Waymark Code: WMD9DE
Location: Lisboa, Portugal
Date Posted: 12/09/2011
Views: 8
The Building
The Arpad Szenes-Vieira da Silva Foundation is the institution that houses
the Museum and the Research and Documentation Centre dedicated to artists Arpad
Szenes and Maria Helena Vieira da Silva and aimed at the dissemination and study
of their work on permanent display.
The Museum (as well as the Foundation ad the research and documentation centre)
is housed in the former Royal Silk Factory of Lisbon, a building dating from the
eighteenth century, adjacent to the Amoreiras garden, opposite the chapel of Our
Lady of Montserrat and the Aguas Livres Aqueduct.

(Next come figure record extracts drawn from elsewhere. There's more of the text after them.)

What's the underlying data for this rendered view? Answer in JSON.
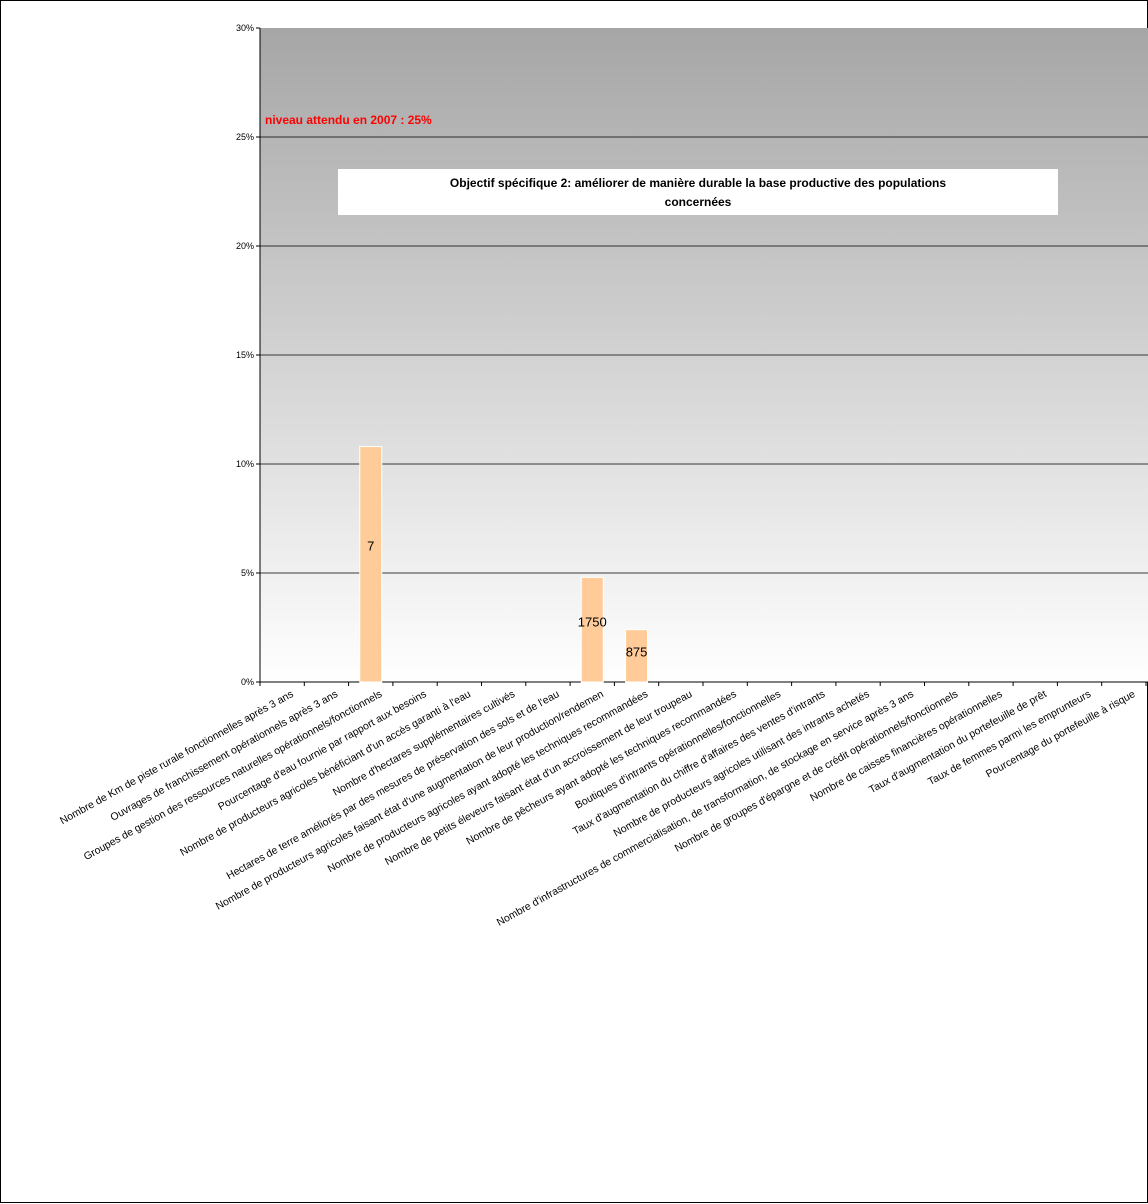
{
  "chart_data": {
    "type": "bar",
    "title": "Objectif spécifique 2: améliorer de manière durable la base productive des populations concernées",
    "title_lines": [
      "Objectif spécifique 2: améliorer de manière durable la base productive des populations",
      "concernées"
    ],
    "annotation": "niveau attendu en 2007 : 25%",
    "ylim": [
      0,
      30
    ],
    "yticks": [
      "0%",
      "5%",
      "10%",
      "15%",
      "20%",
      "25%",
      "30%"
    ],
    "grid": true,
    "legend": "none",
    "categories": [
      "Nombre de Km de piste rurale fonctionnelles après 3 ans",
      "Ouvrages de franchissement opérationnels après 3 ans",
      "Groupes de gestion des ressources naturelles opérationnels/fonctionnels",
      "Pourcentage d'eau fournie  par rapport aux besoins",
      "Nombre de producteurs agricoles bénéficiant d'un accès garanti à l'eau",
      "Nombre d'hectares supplémentaires cultivés",
      "Hectares de terre améliorés par des mesures de préservation des sols et de l'eau",
      "Nombre de producteurs agricoles faisant état d'une  augmentation de leur production/rendement",
      "Nombre de producteurs agricoles ayant adopté les techniques recommandées",
      "Nombre de petits éleveurs faisant état d'un accroissement de leur troupeau",
      "Nombre de pêcheurs ayant adopté les techniques recommandées",
      "Boutiques d'intrants opérationnelles/fonctionnelles",
      "Taux d'augmentation du chiffre d'affaires des ventes d'intrants",
      "Nombre de producteurs agricoles utilisant des intrants achetés",
      "Nombre d'infrastructures de commercialisation, de transformation, de stockage en service après 3 ans",
      "Nombre de groupes d'épargne et de crédit opérationnels/fonctionnels",
      "Nombre de caisses financières opérationnelles",
      "Taux d'augmentation du portefeuille de prêt",
      "Taux de femmes parmi les emprunteurs",
      "Pourcentage du portefeuille à risque"
    ],
    "display_categories": [
      "Nombre de Km de piste rurale fonctionnelles après 3 ans",
      "Ouvrages de franchissement opérationnels après 3 ans",
      "Groupes de gestion des ressources naturelles opérationnels/fonctionnels",
      "Pourcentage d'eau fournie  par rapport aux besoins",
      "Nombre de producteurs agricoles bénéficiant d'un accès garanti à l'eau",
      "Nombre d'hectares supplémentaires cultivés",
      "Hectares de terre améliorés par des mesures de préservation des sols et de l'eau",
      "Nombre de producteurs agricoles faisant état d'une  augmentation de leur production/rendemen",
      "Nombre de producteurs agricoles ayant adopté les techniques recommandées",
      "Nombre de petits éleveurs faisant état d'un accroissement de leur troupeau",
      "Nombre de pêcheurs ayant adopté les techniques recommandées",
      "Boutiques d'intrants opérationnelles/fonctionnelles",
      "Taux d'augmentation du chiffre d'affaires des ventes d'intrants",
      "Nombre de producteurs agricoles utilisant des intrants achetés",
      "Nombre d'infrastructures de commercialisation, de transformation, de stockage en service après 3 ans",
      "Nombre de groupes d'épargne et de crédit opérationnels/fonctionnels",
      "Nombre de caisses financières opérationnelles",
      "Taux d'augmentation du portefeuille de prêt",
      "Taux de femmes parmi les emprunteurs",
      "Pourcentage du portefeuille à risque"
    ],
    "values": [
      0,
      0,
      10.8,
      0,
      0,
      0,
      0,
      4.8,
      2.4,
      0,
      0,
      0,
      0,
      0,
      0,
      0,
      0,
      0,
      0,
      0
    ],
    "data_labels": [
      "",
      "",
      "7",
      "",
      "",
      "",
      "",
      "1750",
      "875",
      "",
      "",
      "",
      "",
      "",
      "",
      "",
      "",
      "",
      "",
      ""
    ],
    "colors": {
      "bar": "#ffcc99",
      "bar_edge": "#ffffff",
      "plot_top": "#a6a6a6",
      "plot_bottom": "#ffffff",
      "grid": "#000000",
      "annotation": "#ff0000",
      "title_box": "#ffffff"
    }
  }
}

Apart from the Museum collection the museum presents regular exhibitions (normally
annual)featuring a theme that allows monitoring trends and developments of
modern art.
From Wikipedia
The Person(s):
Árpád Szenes (May 6, 1897, Budapest - January 16, 1985, Paris) was a
Hungarian-Jewish abstract painter who worked in France.
He and Portuguese-French painter Maria Helena Vieira da Silva married in 1930
and became French citizens in the 1950s.
Maria Helena Vieira da Silva (June 13, 1908 – March 6, 1992) was a
Portuguese-French abstractionist painter.
Vieira da Silva was born in Lisbon, Portugal. At the age of eleven she had begun
seriously studying drawing and painting at that city's Academia de Belas-Artes.
In her teen years she studied painting with Fernand Léger, sculpture with
Antoine Bourdelle, and engraving with Stanley William Hayter, all masters in
their respective fields. She also created textile designs.
By 1930 Vieira da Silva was exhibiting her paintings in Paris; that same year
she married the Hungarian painter Árpád Szenes. After a brief sojourn back in
Lisbon and a period spent in Brazil during World War II (1940–1947), Vieira da
Silva lived and worked in Paris the rest of her life. She adopted French
citizenship in 1956. Vieira da Silva received the French government's Grand Prix
National des Arts in 1966, the first woman so honored. She was named a Chevalier
of the Legion of Honor in 1979. She died in Paris, France on March 6, 1992.
The Árpád Szenes-Vieira da Silva Foundation, inaugurated in November 1994 and
located in Lisbon, houses a museum that prominently features both artists' works.